Much technology and much cash
Either way, Point Thomson is expensive.
In March 2008, Haymes said Exxon and its partners had spent more than $800 million on Point Thomson, without a single producing well or dollar of revenue to show for it.
The 23rd Plan of Development currently in effect is a $1.3 billion gas cycling program to drill five wells at Point Thomson and produce 10,000 barrels per day by the end of 2014.
Exxon and its partners have presented the program as a major technological undertaking.
In a March 2008 administrative hearing, Bill Meeks, ExxonMobil drilling engineering manager, said the pressure of Point Thomson gas was 10,200 pounds per square inch, requiring drilling mud twice as dense as what is used on traditional North Slope wells.
The need for wells to pass at an angle through the reservoir will require additional mud pressure to keep rocks from caving around the well, and therefore those initial Point Thomson wells will test the limits of the technology used to drill difficult wells. “That’s one of the big risks we have at Point Thomson,” Meeks said. “How far can you go?”
The wellhead structures at Point Thomson are rated to 15,000 pounds per square inch, about three times the rating of a typical Prudhoe Bay wellhead. The water-oil-gas separator in the processing facilities will be rated to 3,000 pounds per square inch, requiring six-inch steel walls, with compressors rated to 20,000 pounds per square inch.

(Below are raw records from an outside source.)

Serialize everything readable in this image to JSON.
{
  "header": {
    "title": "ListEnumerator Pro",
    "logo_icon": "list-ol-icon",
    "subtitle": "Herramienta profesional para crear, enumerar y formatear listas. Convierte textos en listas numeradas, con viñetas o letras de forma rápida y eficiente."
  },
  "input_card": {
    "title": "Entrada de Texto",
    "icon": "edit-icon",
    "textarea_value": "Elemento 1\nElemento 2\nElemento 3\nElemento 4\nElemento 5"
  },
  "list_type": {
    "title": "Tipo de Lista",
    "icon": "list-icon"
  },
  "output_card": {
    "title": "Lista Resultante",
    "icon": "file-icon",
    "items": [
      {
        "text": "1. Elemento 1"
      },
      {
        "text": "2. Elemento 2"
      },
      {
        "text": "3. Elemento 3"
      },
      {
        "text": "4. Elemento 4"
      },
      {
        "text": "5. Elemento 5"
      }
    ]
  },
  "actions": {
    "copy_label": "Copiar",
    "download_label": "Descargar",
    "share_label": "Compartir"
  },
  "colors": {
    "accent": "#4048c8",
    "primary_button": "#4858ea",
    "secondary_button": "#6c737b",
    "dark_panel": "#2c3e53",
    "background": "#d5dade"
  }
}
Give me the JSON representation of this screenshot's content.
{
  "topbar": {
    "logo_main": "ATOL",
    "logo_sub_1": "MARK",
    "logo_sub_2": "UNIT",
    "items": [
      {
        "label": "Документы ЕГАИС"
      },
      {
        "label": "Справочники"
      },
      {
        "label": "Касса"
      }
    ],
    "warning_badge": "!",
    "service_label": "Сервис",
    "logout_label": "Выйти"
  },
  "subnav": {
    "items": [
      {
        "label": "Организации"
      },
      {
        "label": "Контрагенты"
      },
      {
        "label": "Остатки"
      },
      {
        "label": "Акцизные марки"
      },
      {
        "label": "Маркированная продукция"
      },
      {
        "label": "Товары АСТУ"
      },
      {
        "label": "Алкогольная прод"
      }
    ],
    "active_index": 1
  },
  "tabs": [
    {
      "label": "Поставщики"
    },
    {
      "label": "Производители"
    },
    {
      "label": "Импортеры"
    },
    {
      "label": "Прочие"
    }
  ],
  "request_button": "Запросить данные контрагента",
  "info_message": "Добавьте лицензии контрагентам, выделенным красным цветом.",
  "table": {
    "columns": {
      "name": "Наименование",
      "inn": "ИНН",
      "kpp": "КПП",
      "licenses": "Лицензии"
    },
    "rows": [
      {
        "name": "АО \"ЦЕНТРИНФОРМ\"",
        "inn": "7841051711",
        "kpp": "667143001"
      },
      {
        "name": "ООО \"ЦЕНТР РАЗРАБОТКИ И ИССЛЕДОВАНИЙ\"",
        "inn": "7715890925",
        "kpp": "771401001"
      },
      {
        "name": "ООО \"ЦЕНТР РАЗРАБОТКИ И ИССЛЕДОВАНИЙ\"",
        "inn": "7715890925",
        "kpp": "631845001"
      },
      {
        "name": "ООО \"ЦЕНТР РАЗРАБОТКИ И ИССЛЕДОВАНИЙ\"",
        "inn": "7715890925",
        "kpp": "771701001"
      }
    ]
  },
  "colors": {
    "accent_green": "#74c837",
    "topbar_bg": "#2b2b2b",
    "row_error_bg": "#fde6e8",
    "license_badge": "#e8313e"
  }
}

The mechanical requirements for drilling in this challenging reservoir — like upgrades to Nabors Rig 27-E — combined with the already increased costs of drilling in an isolated corner of the already isolated North Slope basin, means that Point Thomson wells will cost 10 to 15 times as much as a typical Prudhoe Bay well, according to Haymes.
Exxon cites these details to justify its small-scale production at Point Thomson, saying that a smaller program will test the technology, provide information about the reservoir and allow the company to change gears if gas cycling turns out not to be appropriate.
Or, if gas cycling works as hoped, the small-scale effort can be ramped up. Exxon plans to tie Point Thomson back to infrastructure at Badami with an 80,000-barrel-per-day pipeline, capable of handling the production levels of the original gas cycling program.
Bigger rewards within reach?Despite ongoing legal issues, Exxon is drilling its first wells at Point Thomson under the new plan of development. The company began in winter 2009 and continued this winter.
The potential rewards of the program are huge. Under the various opinions for the field, Point Thomson could bolster the existing oil pipeline, justify construction of a gas pipeline or become a regional hub for development of the eastern North Slope.
With existing facilities, Point Thomson could even possibly be used to tap oil from the coastal plain of the Arctic National Wildlife Refuge, also known as the 1002 area, without having to touch the surface of the often-debated federal plot to the east of Point Thomson.
And as always with Point Thomson, interesting clues remain.
In June 2009, Exxon announced that it would partner with TransCanada on a state-sponsored natural gas pipeline from the North Slope to southern markets, and the plan those companies submitted to the state includes a gas pipeline from Point Thomson.